Ogni volta che vengo qui, accolto da Stefania Moroni che continua ad issare lo stendardo di questa storica famiglia della ristorazione italiana, con gli impareggiabili Alessandro Negrini e Fabio Pisani, mi si placa il languore e mi sento come a casa. La cucina è importante ma in un grande ristorante devi avvertire anche questa sensazione. 

VINO DELL’ANNO

Coevo 2011, Cecchi winery, Castellina in Chianti (Si) 

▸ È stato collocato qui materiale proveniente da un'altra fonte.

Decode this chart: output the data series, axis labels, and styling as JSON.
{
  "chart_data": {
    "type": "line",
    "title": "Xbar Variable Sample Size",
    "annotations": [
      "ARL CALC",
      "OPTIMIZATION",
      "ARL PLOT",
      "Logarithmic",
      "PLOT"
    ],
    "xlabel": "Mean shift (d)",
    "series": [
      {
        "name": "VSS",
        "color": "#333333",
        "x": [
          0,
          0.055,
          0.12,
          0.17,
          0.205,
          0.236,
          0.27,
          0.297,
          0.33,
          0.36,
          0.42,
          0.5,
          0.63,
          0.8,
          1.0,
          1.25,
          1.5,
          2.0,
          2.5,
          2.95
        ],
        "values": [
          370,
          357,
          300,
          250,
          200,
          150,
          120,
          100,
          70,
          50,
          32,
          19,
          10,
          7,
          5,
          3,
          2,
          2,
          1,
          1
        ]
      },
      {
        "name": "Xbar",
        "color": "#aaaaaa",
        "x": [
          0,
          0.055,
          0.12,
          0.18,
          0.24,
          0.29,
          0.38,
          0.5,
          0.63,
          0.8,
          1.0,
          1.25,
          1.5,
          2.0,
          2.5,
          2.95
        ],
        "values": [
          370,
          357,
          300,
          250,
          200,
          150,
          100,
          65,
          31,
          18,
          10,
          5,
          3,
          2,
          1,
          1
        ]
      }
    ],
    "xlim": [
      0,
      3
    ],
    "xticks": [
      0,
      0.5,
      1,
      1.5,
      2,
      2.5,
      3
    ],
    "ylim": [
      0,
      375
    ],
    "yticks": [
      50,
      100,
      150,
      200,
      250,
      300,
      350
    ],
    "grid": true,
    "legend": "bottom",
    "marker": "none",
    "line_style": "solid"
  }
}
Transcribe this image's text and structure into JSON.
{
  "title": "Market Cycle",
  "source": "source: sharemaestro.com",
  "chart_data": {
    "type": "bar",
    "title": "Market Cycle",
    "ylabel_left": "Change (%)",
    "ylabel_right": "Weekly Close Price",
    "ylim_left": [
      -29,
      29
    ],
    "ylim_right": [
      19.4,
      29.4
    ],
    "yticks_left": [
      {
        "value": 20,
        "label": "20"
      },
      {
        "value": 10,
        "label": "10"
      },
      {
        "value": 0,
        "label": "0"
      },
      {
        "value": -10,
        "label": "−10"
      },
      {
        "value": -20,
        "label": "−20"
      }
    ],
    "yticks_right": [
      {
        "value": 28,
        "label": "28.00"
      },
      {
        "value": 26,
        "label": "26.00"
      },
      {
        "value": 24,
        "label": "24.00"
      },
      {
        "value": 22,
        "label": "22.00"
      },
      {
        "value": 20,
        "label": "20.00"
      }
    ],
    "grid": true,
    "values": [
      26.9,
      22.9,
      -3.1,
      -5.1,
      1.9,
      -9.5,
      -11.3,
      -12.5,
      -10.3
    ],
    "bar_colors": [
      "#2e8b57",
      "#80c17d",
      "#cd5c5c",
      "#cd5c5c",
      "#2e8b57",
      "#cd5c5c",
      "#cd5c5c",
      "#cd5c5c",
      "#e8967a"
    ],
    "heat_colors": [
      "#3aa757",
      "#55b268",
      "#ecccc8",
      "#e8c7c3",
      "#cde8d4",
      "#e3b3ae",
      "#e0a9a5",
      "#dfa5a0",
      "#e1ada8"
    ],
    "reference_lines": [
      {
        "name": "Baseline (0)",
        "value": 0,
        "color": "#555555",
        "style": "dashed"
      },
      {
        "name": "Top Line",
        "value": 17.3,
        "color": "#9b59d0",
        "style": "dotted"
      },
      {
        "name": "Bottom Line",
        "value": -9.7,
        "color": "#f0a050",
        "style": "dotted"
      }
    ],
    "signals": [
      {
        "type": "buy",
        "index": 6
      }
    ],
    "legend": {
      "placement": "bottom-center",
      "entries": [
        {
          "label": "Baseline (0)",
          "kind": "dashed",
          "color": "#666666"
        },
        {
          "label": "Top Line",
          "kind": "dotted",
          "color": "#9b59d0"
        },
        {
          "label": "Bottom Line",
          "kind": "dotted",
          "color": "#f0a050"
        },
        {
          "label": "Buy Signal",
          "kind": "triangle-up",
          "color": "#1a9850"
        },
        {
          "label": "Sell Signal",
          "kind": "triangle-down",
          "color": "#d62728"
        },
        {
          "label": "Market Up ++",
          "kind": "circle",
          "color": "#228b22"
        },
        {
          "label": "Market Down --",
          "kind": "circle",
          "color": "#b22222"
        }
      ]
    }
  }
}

Un vino contemporaneo e pure antico, quindi senza tempo, capace di invecchiare con stile grazie alle sue proporzioni nell’uvaggio (Sangiovese 50 per cento, Cabernet Sauvignon 20, Petit Verdot 10, Merlot 20), al sentore di frutti rossi e liquirizia e grazie, soprattutto, allo splendido progetto di Andrea e Cesare Cecchi.

PRODOTTO DELL’ANNO

Salmone Upstream, Parma

Claudio Cerati ha inventato il salmone che va controcorrente due volte. Sì, perché ci va già di suo, ma questo prodotto che viene dalle isole Far Oer e viene affumicato con un mix di legni, faggio su tutti, del Monte Caio sull’Appennino Parmense, va contro tendenza una seconda volta perché non è un prodotto solo da feste comandate. E’ lui la festa, infatti, e si può e si deve mangiare sempre, per il gusto delicato, per l’intensa permanenza del sapore, per la capacità di scatenare la golosità che è in noi.   

SFIZIO DELL’ANNO

Carbonara au koque Marco Sacco, Piccolo Lago Verbania

Un’idea diventata street food, successo senza precedenti al Salone del Gusto di Torino. La carbonara eretica di Marco Sacco del Piccolo Lago, con il prosciutto (al posto del guanciale) i tajarin (al posto dei bucatini) con gli altri prodotti del suo territorio. Risultato? La richiesta del bis. E anche del tris.

SCORRIBANDA ALLA CARRIERA

Ezio e Renata Santin

Per fortuna ho avuto modo di frequentare l’Antica Osteria del Ponte quando Ezio e Renata Santin erano ancora là, davanti al un pezzo di placido Naviglio, a incantare con la loro cucina con la loro ospitalità, due parti della stessa mela. Ahinoi, non ci sono più. Però, già pensionati, ho avuto la fortuna di conoscerli personalmente, di frequentarli e questa la ritengo la seconda, e più grande, grande fortuna.